Kerala’s pygmy elephant


Friday, March 11, 2005 at 0210 hours IST

KOCHI, MARCH 10: It’s a quest in the literal sense of the word. Ecologists of the Indian Institute of Science, Bangalore, and officials of the Forest Department are set to trek the state’s forests in search of the ikallaana, the mythical dwarf elephant.

Aimed at conclusively confirming or denying the presence of this species, scientific teams will also undertake DNA mapping of samples of dung collected from areas where tribals claim to have seen the dwarf elephant. A DNA study from dung samples is the first-of-its-kind experiment in solving a decades-old mystery.

Three teams are already scouring the dense forests of Agasthyavanam and Neyyar, hoping to chance upon the kallaana somewhere. Ecologists and veterinarians, however, are strongly divided on the possibility of finding one. ‘‘In all probability, someone would’ve seen an elephant smaller than its peers. But to label it as a dwarf will be too far-fetched. It could be just a variation within a species,’’ said Dr R. Sukumar, IISc professor and chairman of Asian Elephant Special Group.

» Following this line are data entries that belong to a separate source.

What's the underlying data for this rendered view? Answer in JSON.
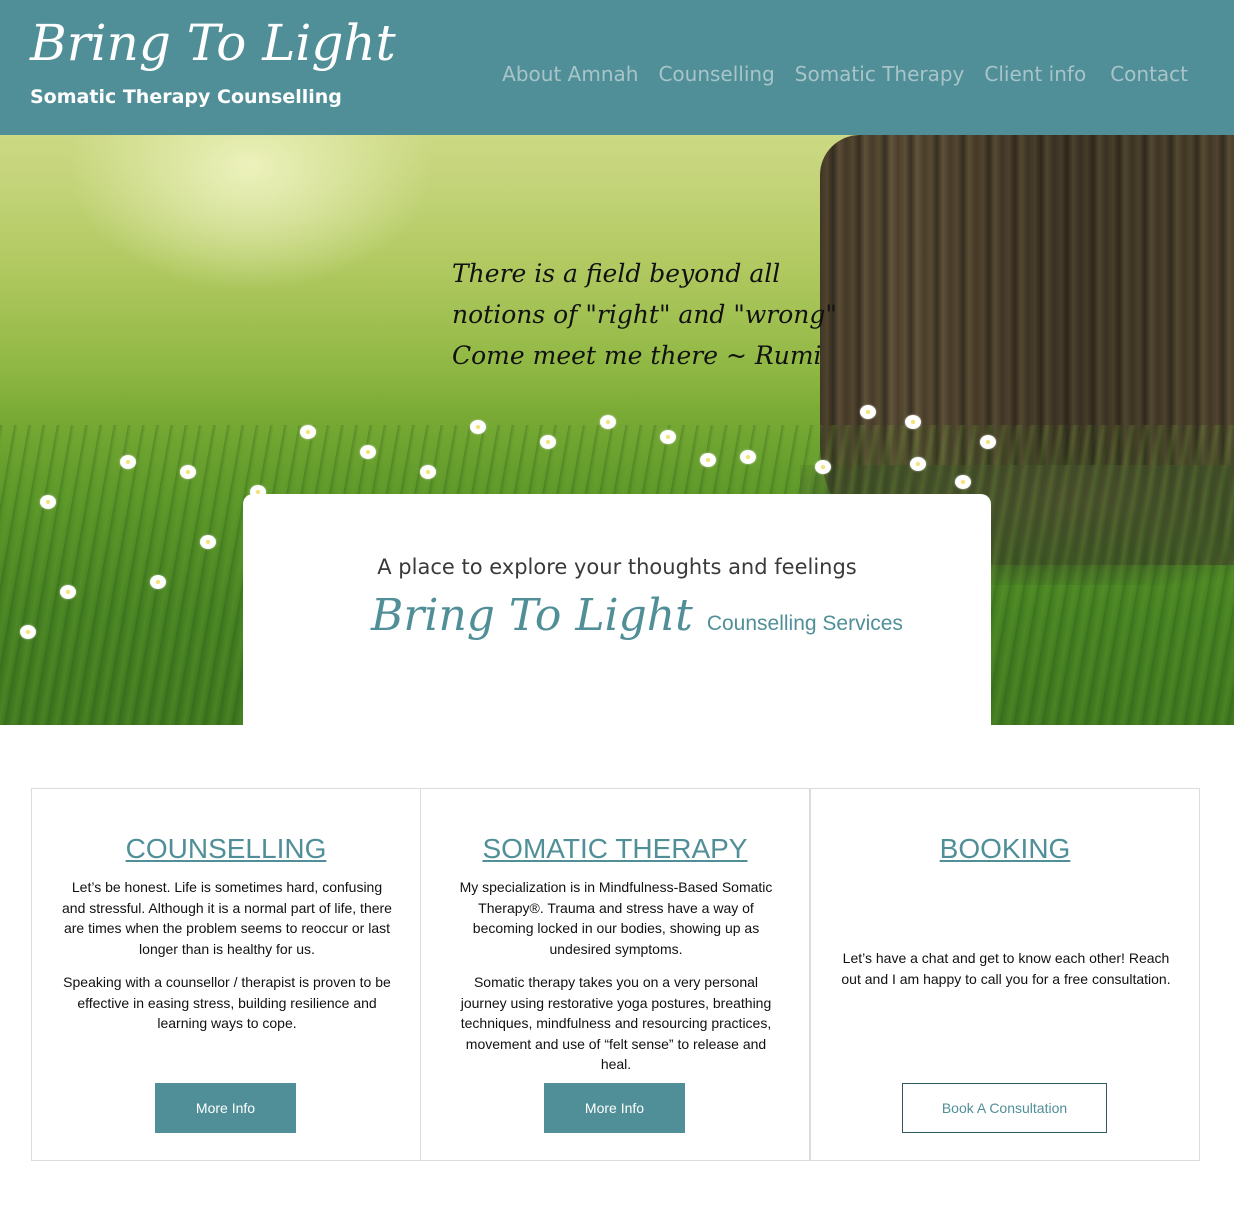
{
  "header": {
    "logo_script": "Bring To Light",
    "logo_sub": "Somatic Therapy Counselling",
    "nav": [
      "About Amnah",
      "Counselling",
      "Somatic Therapy",
      "Client info",
      "Contact"
    ]
  },
  "hero": {
    "quote_lines": [
      "There is a field beyond all",
      "notions of \"right\" and \"wrong\"",
      "Come meet me there ~ Rumi"
    ]
  },
  "intro_card": {
    "tagline": "A place to explore your thoughts and feelings",
    "brand_script": "Bring To Light",
    "brand_suffix": "Counselling Services"
  },
  "services": [
    {
      "title": "COUNSELLING",
      "paragraphs": [
        "Let’s be honest. Life is sometimes hard, confusing and stressful. Although it is a normal part of life, there are times when the problem seems to reoccur or last longer than is healthy for us.",
        "Speaking with a counsellor / therapist is proven to be effective in easing stress, building resilience and learning ways to cope."
      ],
      "button": "More Info"
    },
    {
      "title": "SOMATIC THERAPY",
      "paragraphs": [
        "My specialization is in Mindfulness-Based Somatic Therapy®. Trauma and stress have a way of becoming locked in our bodies, showing up as undesired symptoms.",
        "Somatic therapy takes you on a very personal journey using restorative yoga postures, breathing techniques, mindfulness and resourcing practices, movement and use of “felt sense” to release and heal."
      ],
      "button": "More Info"
    },
    {
      "title": "BOOKING",
      "paragraphs": [
        "Let’s have a chat and get to know each other! Reach out and I am happy to call you for a free consultation."
      ],
      "button": "Book A Consultation"
    }
  ],
  "colors": {
    "brand_teal": "#518f98",
    "nav_text": "#a7c5c9"
  }
}
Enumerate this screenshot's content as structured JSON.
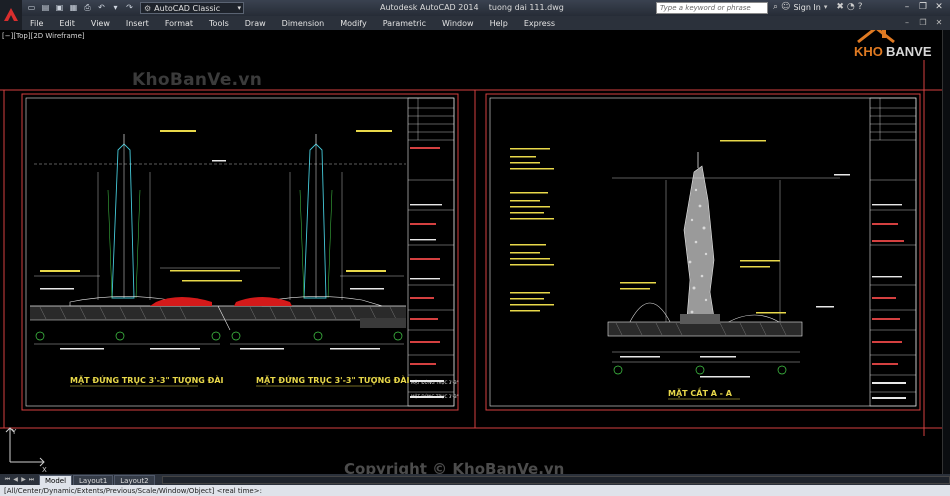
{
  "window": {
    "app_title": "Autodesk AutoCAD 2014",
    "file_name": "tuong dai 111.dwg",
    "workspace": "AutoCAD Classic",
    "search_placeholder": "Type a keyword or phrase",
    "sign_in": "Sign In",
    "minimize": "–",
    "restore": "❐",
    "close": "✕"
  },
  "menu": [
    "File",
    "Edit",
    "View",
    "Insert",
    "Format",
    "Tools",
    "Draw",
    "Dimension",
    "Modify",
    "Parametric",
    "Window",
    "Help",
    "Express"
  ],
  "viewport": {
    "label": "[−][Top][2D Wireframe]"
  },
  "watermarks": {
    "site": "KhoBanVe.vn",
    "copyright": "Copyright © KhoBanVe.vn",
    "brand": "KHOBANVE"
  },
  "drawing": {
    "sheet1_title_left": "MẶT ĐỨNG TRỤC 3'-3\" TƯỢNG ĐÀI",
    "sheet1_title_right": "MẶT ĐỨNG TRỤC 3'-3\" TƯỢNG ĐÀI",
    "sheet2_title": "MẶT CẮT A - A",
    "sheet1_block": "MẶT ĐỨNG TRỤC 3'-3\"",
    "sheet1_block2": "MẶT ĐỨNG TRỤC 3'-3\""
  },
  "tabs": [
    "Model",
    "Layout1",
    "Layout2"
  ],
  "command_line": "[All/Center/Dynamic/Extents/Previous/Scale/Window/Object] <real time>:",
  "colors": {
    "sheet_border": "#d44040",
    "line_white": "#e8e8e8",
    "line_yellow": "#e8d84a",
    "line_cyan": "#45c8d8",
    "line_green": "#46d24a",
    "accent_red": "#d41a1a",
    "brand_orange": "#e07a22"
  }
}
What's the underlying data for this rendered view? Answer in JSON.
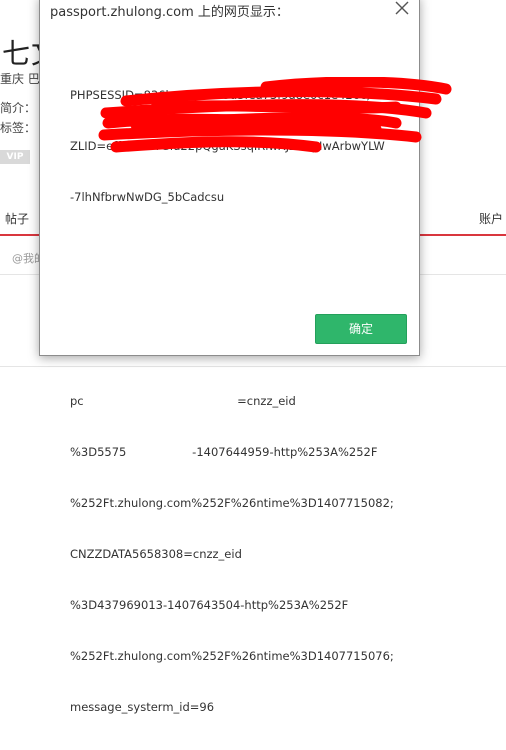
{
  "background": {
    "title": "七文",
    "location": "重庆 巴",
    "intro_label": "简介：",
    "tags_label": "标签：",
    "vip_badge": "VIP",
    "tab_posts": "帖子",
    "tab_account": "账户",
    "mine_text": "@我的"
  },
  "dialog": {
    "title": "passport.zhulong.com 上的网页显示：",
    "message_lines": [
      "PHPSESSID=836ba54c4759a3fea73f9a8e0c1e426c;",
      "ZLID=eff8CoelTGIu22pQgaKSsqIRlwXJZ05pIwArbwYLW",
      "-7lhNfbrwNwDG_5bCadcsu",
      "",
      "",
      "",
      "pc                                          =cnzz_eid",
      "%3D5575                  -1407644959-http%253A%252F",
      "%252Ft.zhulong.com%252F%26ntime%3D1407715082;",
      "CNZZDATA5658308=cnzz_eid",
      "%3D437969013-1407643504-http%253A%252F",
      "%252Ft.zhulong.com%252F%26ntime%3D1407715076;",
      "message_systerm_id=96"
    ],
    "ok_label": "确定"
  },
  "colors": {
    "ok_button": "#2fb66b",
    "redaction": "#ff0000",
    "accent_line": "#d9363e"
  },
  "icons": {
    "close": "close-icon"
  }
}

Another possibility is to mistake a sub-adult male in a herd as a dwarf elephant. Sometimes, tuskers in their teens get together and play with a herd. ‘‘I think somebody has mistook one such for the mythical kallaana. Anyway, the present study will scientifically certify whether it’s a myth or reality,’’ Sukumar said.

The teams have been asked to collect dung samples if they encounter a kallaana. ‘‘Even otherwise, samples will be collected to look for genetic proof to establish the presence of a different species. These samples will be studied at IISc,’’ sources said. While such studies usually bank on tissue or blood samples, sources said, dung sampling was ‘‘easy and reliable’’.

The IISc has already completed a comprehensive study to establish that elephants in the forests of Tamil Nadu and Kerala belong to two distinctive groups even while sharing the same genetical structure. The institute has also initiated a satellite-based telemetry study of elephants in the north-east.